Ik heb er al eerder op gewezen, dat de basisbeschikkingen zelfs aan de aanbodzijde de werking van het marktmechanisme geenszins volledig uitschakelen. Ik voeg daar thans aan toe, dat de quoteringsregeling naar haar aard de ontwikkeling aan de vraagzijde van de markt niet of nauwelijks beïnvloedt. Punt 2 van de considerans van beschikking nr. 533/82 noemt uitdrukkelijk als motief voor het ingrijpen de aanzienlijke achteruitgang van de vraag naar betonstaal, het oplopen van de voorraden en aanzienlijke prijsverlagingen. Een dergelijk motief acht ik voldoende om aan het criterium van „ingrijpende wijzigingen op de staalmarkt” te voldoen. Van een onbevoegd ingrijpen van de Commissie door middel van de aangevochten beschikkingen kan naar mijn oordeel reeds op grond van deze conclusie niet gesproken worden.

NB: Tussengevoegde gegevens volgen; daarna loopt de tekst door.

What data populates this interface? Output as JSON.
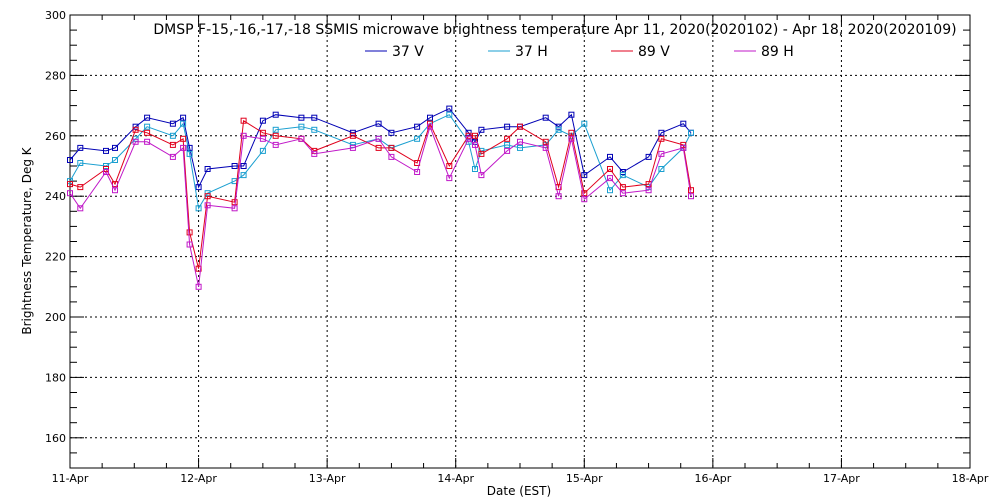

De andere door de vertegenwoordiger van de Commissie genoemde gronden voor ingrijpen zijn naar mijn oordeel hoogstens gronden voor de keuze van bepaalde modaliteiten van de vastgestelde aanpassingsmaatregelen. De artikelen 16 en 18 van de relevante algemene uitvoeringsbeschikkingen bepalen in dit opzicht slechts, dat de aanpassingsmaatregelen nodig moeten zijn en dit noodzakelijkheidscriterium zal dan uiteraard primair aan de geconstateerde ingrijpende wijzigingen op de staalmarkt moeten worden gerelateerd. Voor het overige zullen de aanpassingsmaatregelen natuurlijk met de algemene doelstellingen van artikel 58, met inbegrip van het discriminatieverbod en het billijkheidsbeginsel rekening moeten houden en geen manifeste inbreuk op het quoteringssysteem in zijn geheel moeten opleveren.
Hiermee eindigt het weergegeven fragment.